Celui  qui demeure en moi porte beaucoup de fruit

Frères et sœurs, quel fruit portons-nous ? Un fruit beau à voir et savoureux à manger, ou un fruit rabougri et amer ? Le Christ nous dit aujourd’hui : « Ce qui fait la gloire de mon Père, c’est que vous portiez beaucoup de fruit ». Notre foi doit nous transformer : « nous devons aimer non pas avec des paroles et des discours, mais par des actes et en vérité. » (2° lect.) En agissant conformément à l’évangile (le mot « commandement » apparaît 7 fois dans le dernier discours de Jésus), nous sommes configurés à lui, et nous portons comme lui le fruit de l’Esprit qui est « amour, joie, paix, patience, bonté, bienveillance, foi, humilité et maîtrise de soi. » (Ga 5,22‑23) Ces 9 vertus sont les raisins d’une grappe unique, alimentée par la sève de l’Esprit, qui est Amour. Et la vigne, c’est le Christ, dont nous sommes les sarments. La vigne produit à la fois des raisins savoureux à manger, et du vin délicieux à boire. Alors, comment pouvons-nous porter ce fruit ? Jésus donne deux conditions. Premièrement, il faut demeurer en lui. Deuxièmement, il faut accepter d’être émondé.

 

« Celui qui demeure en moi et en qui je demeure, celui-là donne beaucoup de fruit ». Dans les écrits de saint Jean, considéré comme le modèle des contemplatifs, le mot « demeurer » revient très souvent (7 fois dans les 8 versets d’aujourd’hui). Dans notre société agitée et en mouvement perpétuel, il apparaît presque comme décalé. Même si la pandémie a changé la donne, au moins momentanément, nous sommes constamment poussés à bouger : pour changer de ville, de métier, de conjoint… On parle beaucoup aujourd’hui des enfants hyperactifs, incapables de contrôler le flux de leurs paroles et de leurs actes, mais on pourrait parler aussi de « la société hyperactive ». Certes, il y a des aspects positifs dans cette évolution, notamment les progrès techniques. Dieu lui-même est mouvement, et Il nous entraîne dans son sillage. Saint Paul a utilisé plusieurs fois l’image de la course pour symboliser sa vie[i]. En même temps cependant, Dieu sait aussi « se reposer », comme Il le fit le septième jour de la création[ii]. Jésus, lui aussi, a mené une vie très active, à l’image de la journée à Capharnaüm que saint Marc nous a décrite dans le premier chapitre de son évangile. Mais lui aussi savait se reposer[iii] et surtout prendre le temps de prier, parfois pendant toute la nuit[iv]. De ce fait, il n’était jamais agité, même au milieu de ses multiples activités, contrairement à Marthe, à qui il reprocha non se servir, mais précisément de s’agiter[v].

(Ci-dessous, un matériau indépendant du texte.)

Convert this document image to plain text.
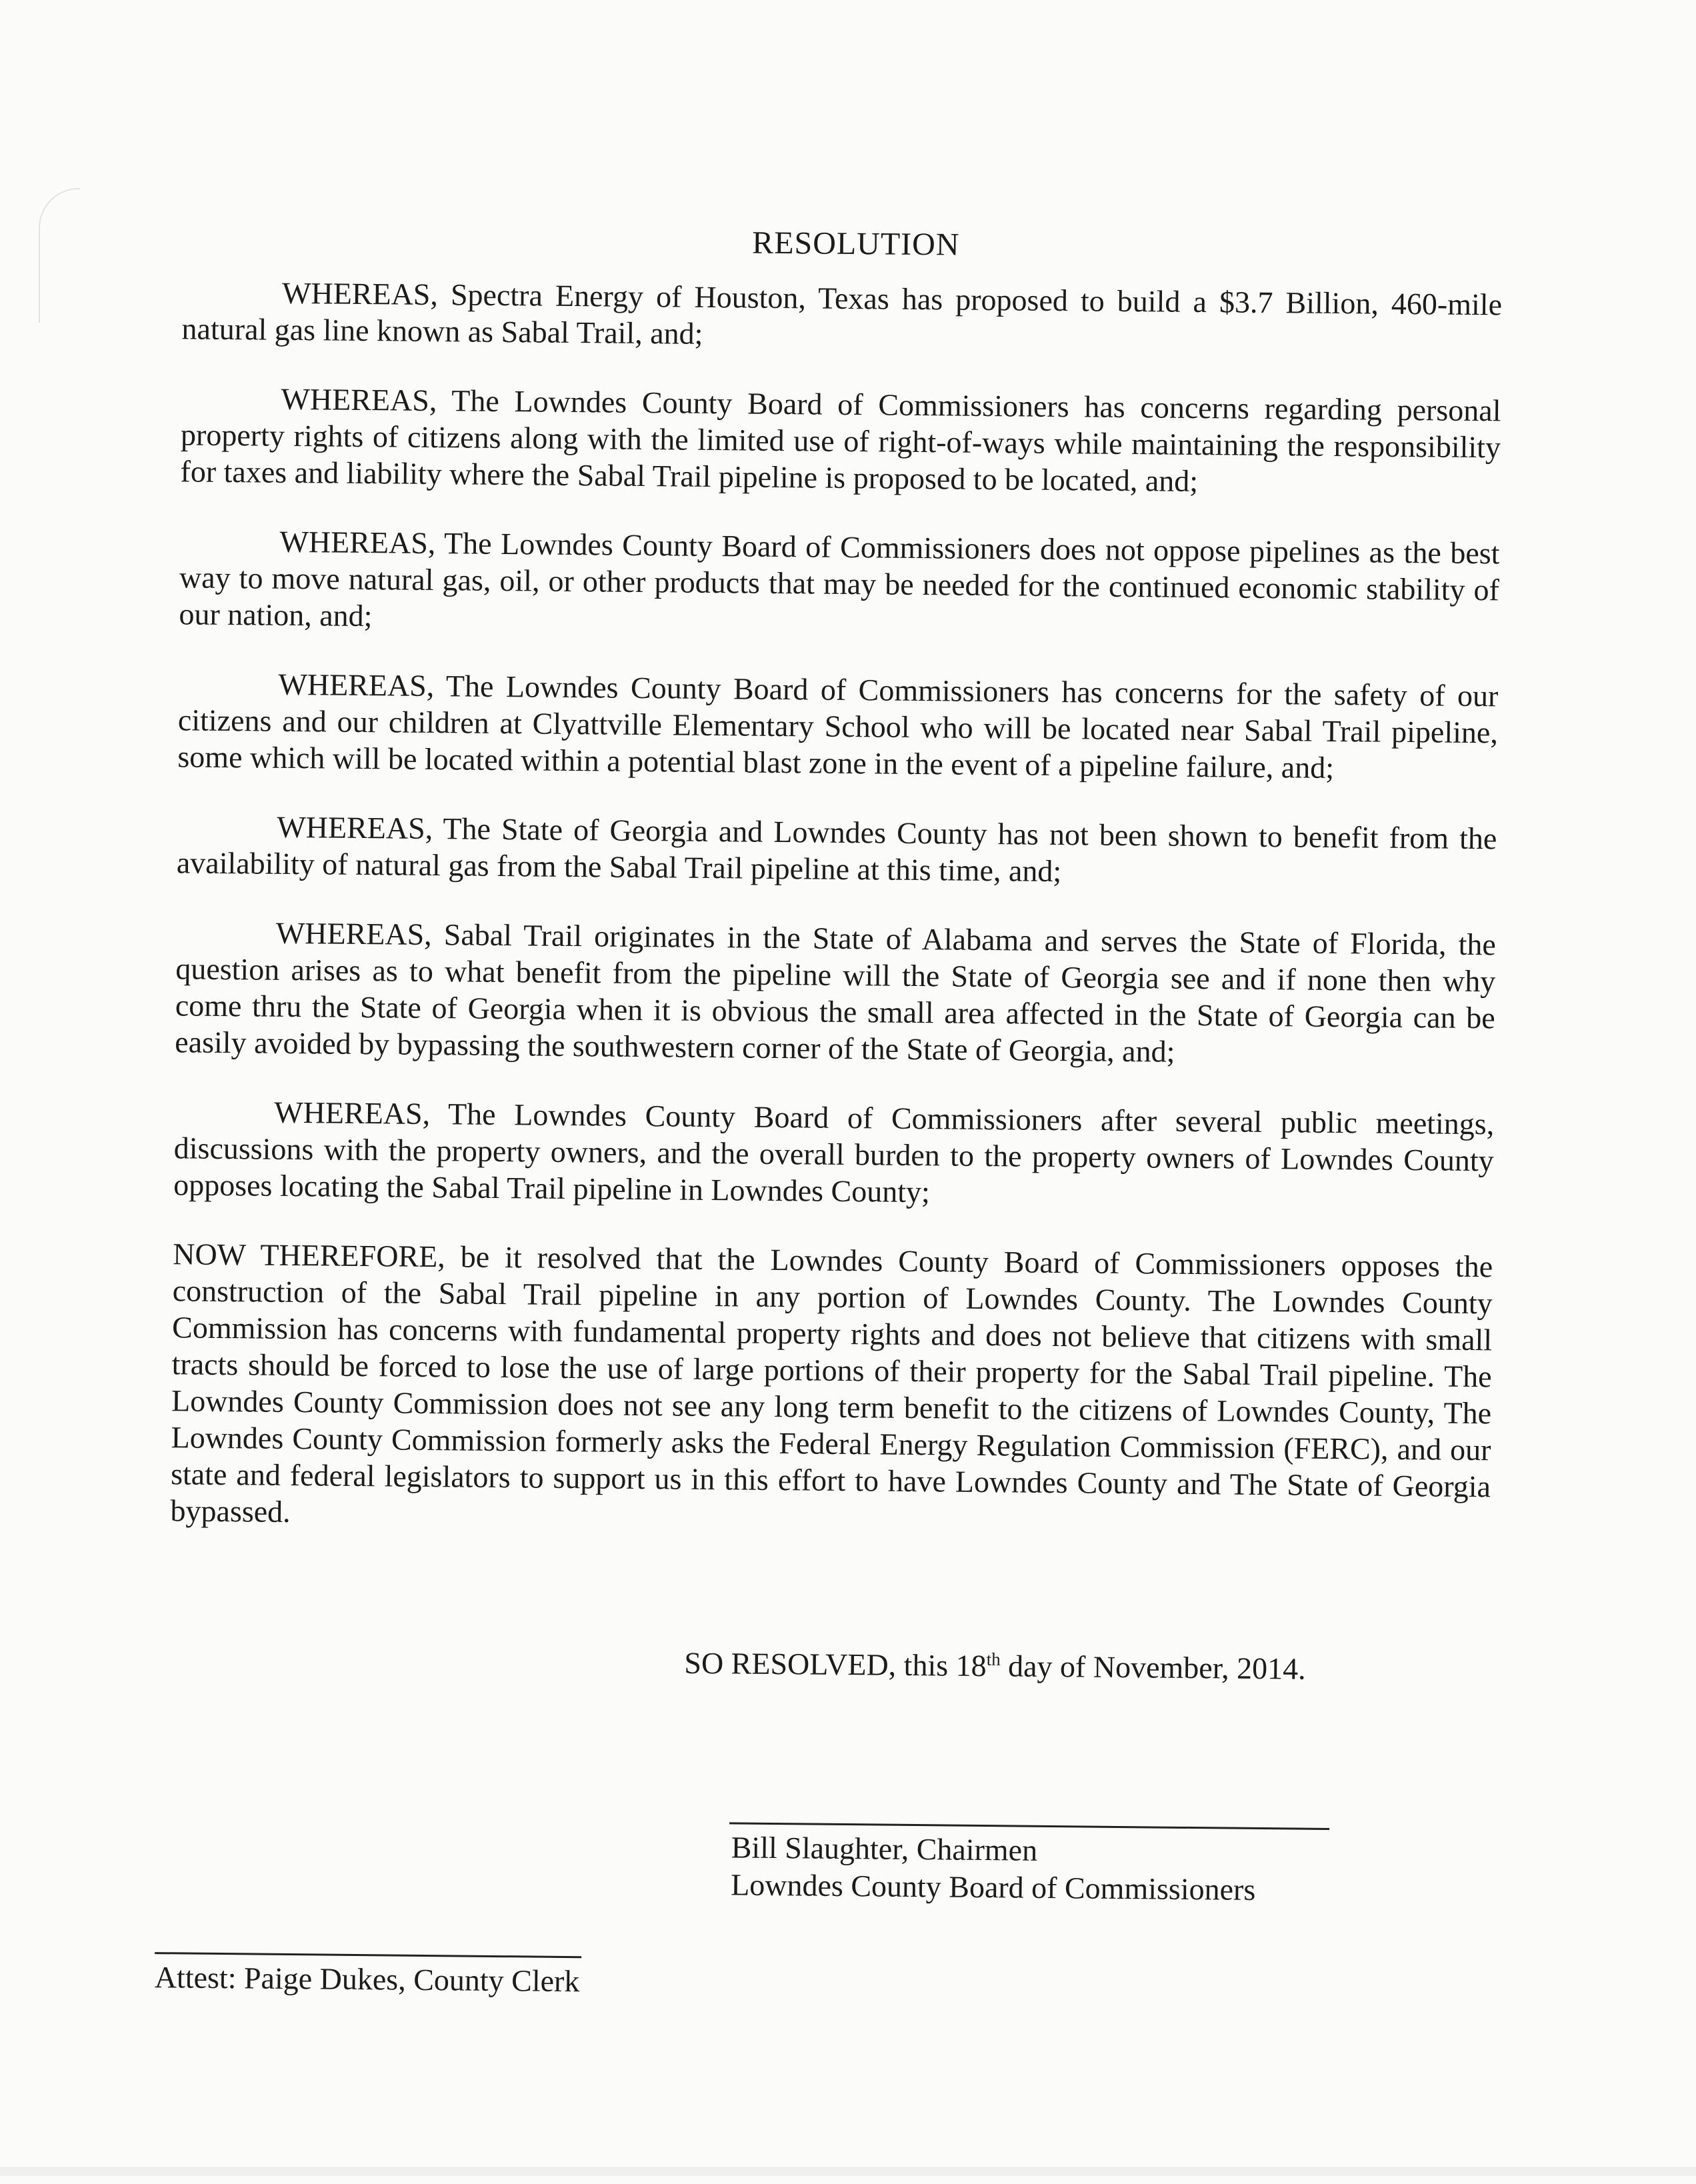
RESOLUTION

WHEREAS, Spectra Energy of Houston, Texas has proposed to build a $3.7 Billion, 460-mile natural gas line known as Sabal Trail, and;

WHEREAS, The Lowndes County Board of Commissioners has concerns regarding personal property rights of citizens along with the limited use of right-of-ways while maintaining the responsibility for taxes and liability where the Sabal Trail pipeline is proposed to be located, and;

WHEREAS, The Lowndes County Board of Commissioners does not oppose pipelines as the best way to move natural gas, oil, or other products that may be needed for the continued economic stability of our nation, and;

WHEREAS, The Lowndes County Board of Commissioners has concerns for the safety of our citizens and our children at Clyattville Elementary School who will be located near Sabal Trail pipeline, some which will be located within a potential blast zone in the event of a pipeline failure, and;

WHEREAS, The State of Georgia and Lowndes County has not been shown to benefit from the availability of natural gas from the Sabal Trail pipeline at this time, and;

WHEREAS, Sabal Trail originates in the State of Alabama and serves the State of Florida, the question arises as to what benefit from the pipeline will the State of Georgia see and if none then why come thru the State of Georgia when it is obvious the small area affected in the State of Georgia can be easily avoided by bypassing the southwestern corner of the State of Georgia, and;

WHEREAS, The Lowndes County Board of Commissioners after several public meetings, discussions with the property owners, and the overall burden to the property owners of Lowndes County opposes locating the Sabal Trail pipeline in Lowndes County;

NOW THEREFORE, be it resolved that the Lowndes County Board of Commissioners opposes the construction of the Sabal Trail pipeline in any portion of Lowndes County. The Lowndes County Commission has concerns with fundamental property rights and does not believe that citizens with small tracts should be forced to lose the use of large portions of their property for the Sabal Trail pipeline. The Lowndes County Commission does not see any long term benefit to the citizens of Lowndes County, The Lowndes County Commission formerly asks the Federal Energy Regulation Commission (FERC), and our state and federal legislators to support us in this effort to have Lowndes County and The State of Georgia bypassed.

SO RESOLVED, this 18th day of November, 2014.
Bill Slaughter, Chairmen
Lowndes County Board of Commissioners
Attest: Paige Dukes, County Clerk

Et nous, frères et sœurs, savons-nous prendre le temps de demeurer dans le Christ ? C’est ce que permet notamment la prière d’oraison. Certes, nous sommes appelés à prier sans cesse[vi], et donc à demeurer sans cesse dans le Christ, mais nous ne pouvons y parvenir que si nous prenons régulièrement des temps assez longs d’intimité avec lui. Le démon y est très hostile et cherche à nous en dissuader : il nous « souffle » que nous n’avons pas le temps, ou – si nous en avons – que nous allons le gaspiller, que cette activité est réservée aux religieux, etc. Même parmi eux, il agit : Ste Thérèse d’Avila, par exemple, cessa de faire oraison pendant plusieurs années parce qu’elle ne s’en sentait pas digne. Après avoir pris conscience de son erreur, elle redoubla d’efforts pour faire au moins 2 heures d’oraison par jour, alors que son activité apostolique était pourtant débordante. Les carmes d’aujourd’hui font de même.  Quand on aime quelqu’un, on trouve toujours du temps pour l’autre. Deux conjoints qui ne trouveraient plus le temps de communiquer dans l’intimité régulièrement  sont en danger grave. De même, un chrétien qui ne fait jamais oraison est en danger grave, et le divorce avec le Seigneur n’est pas loin… Comme lui, ne soyons pas des hyperactifs, mais des « contemplactifs »[vii]. Espérons que la pandémie, qui nous a obligés à davantage demeurer chez nous, nous a aussi aidés à le devenir.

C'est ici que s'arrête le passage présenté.